Ecco una notizia ghiottissima, che ho appena letto e non resisto a non riportare e commentare qui. Di studi scientifici sui costumi di uomini e donne ne ho scritto spesso, ma questo è del tutto prticolare. A redigerlo è nentepopodimenoché il Vaticano, infatti. E non l’ho letto nel giornalino della parrocchia (per restare in tema) ma su Corriere.it!

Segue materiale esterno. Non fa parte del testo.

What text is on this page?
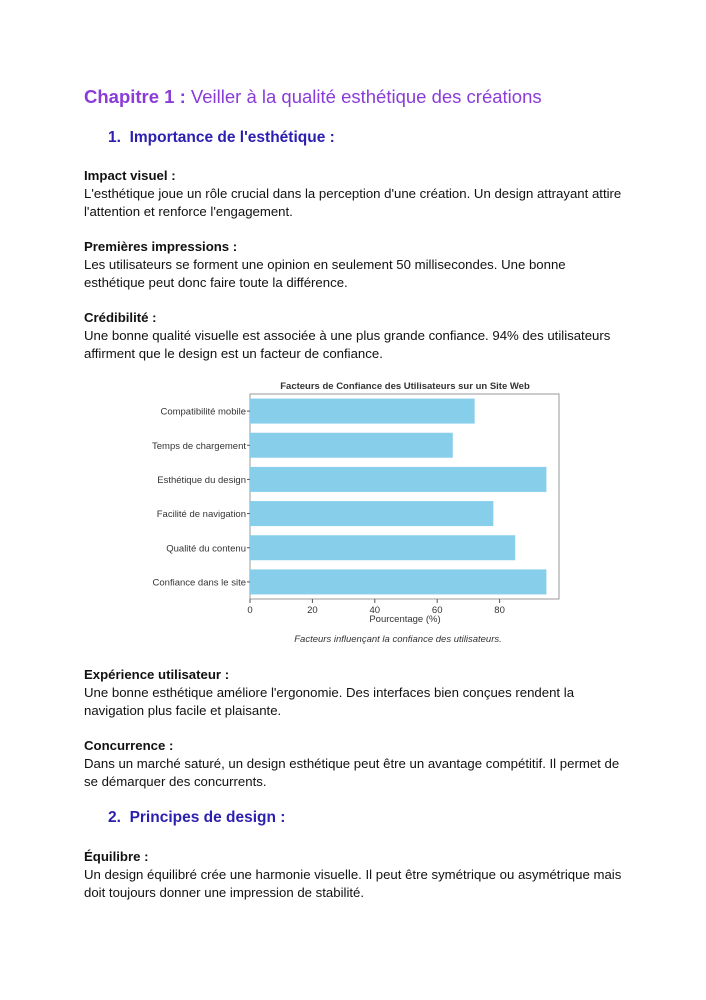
Chapitre 1 : Veiller à la qualité esthétique des créations
1. Importance de l'esthétique :
Impact visuel :
L'esthétique joue un rôle crucial dans la perception d'une création. Un design attrayant attire l'attention et renforce l'engagement.
Premières impressions :
Les utilisateurs se forment une opinion en seulement 50 millisecondes. Une bonne esthétique peut donc faire toute la différence.
Crédibilité :
Une bonne qualité visuelle est associée à une plus grande confiance. 94% des utilisateurs affirment que le design est un facteur de confiance.
Facteurs de Confiance des Utilisateurs sur un Site Web
Compatibilité mobile
Temps de chargement
Esthétique du design
Facilité de navigation
Qualité du contenu
Confiance dans le site
0	20	40	60	80
Pourcentage (%)
Facteurs influençant la confiance des utilisateurs.
Expérience utilisateur :
Une bonne esthétique améliore l'ergonomie. Des interfaces bien conçues rendent la navigation plus facile et plaisante.
Concurrence :
Dans un marché saturé, un design esthétique peut être un avantage compétitif. Il permet de se démarquer des concurrents.
2. Principes de design :
Équilibre :
Un design équilibré crée une harmonie visuelle. Il peut être symétrique ou asymétrique mais doit toujours donner une impression de stabilité.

La ricerca è stata condotta dal teologo Monsignor Wojciech Giertych e da Roberto Busa, studioso gesuita, e ha come materiale le confessioni dei fedeli degli ultimi anni. Elaborando queste confessioni si è scoperto quali sono i peccati più compiuti dagli uomini e quelli “preferiti” dalle donne. Se tralasciamo il fatto che evidentemente il confessore dopo che assolve il peccatore di turno compila un modulo in cui trascrive i peccati appena dichiarati, la cosa è interessante.
Ecco i risultati:
L’uomo pecca in quest’ordine: lussuria (e ti pareva), gola, accidia.
La donna, invece preferisce: superbia, invidia, ira (spesso funesta, spesso contro gli uomini).
Rimane l’avarizia, che evidentemente di questi tempi non è nemmeno d considerarsi un peccato, bensì una bella caratteristica!
Se il Monsignore teologo sostiene che fra tutti il peccato più grave sarebbe la superbia, il peccato che mi fa più paura è l’invidia. Un sentimento corrosivo, che uccide chi lo prova anche se vorrebbe uccidere il destinatario (e a volte i riesce), unito alla superbia, poi, è devastante.
E voi, quale “peccato” considerate peggiore? E di quale peccato siete affetti? (Io gola!)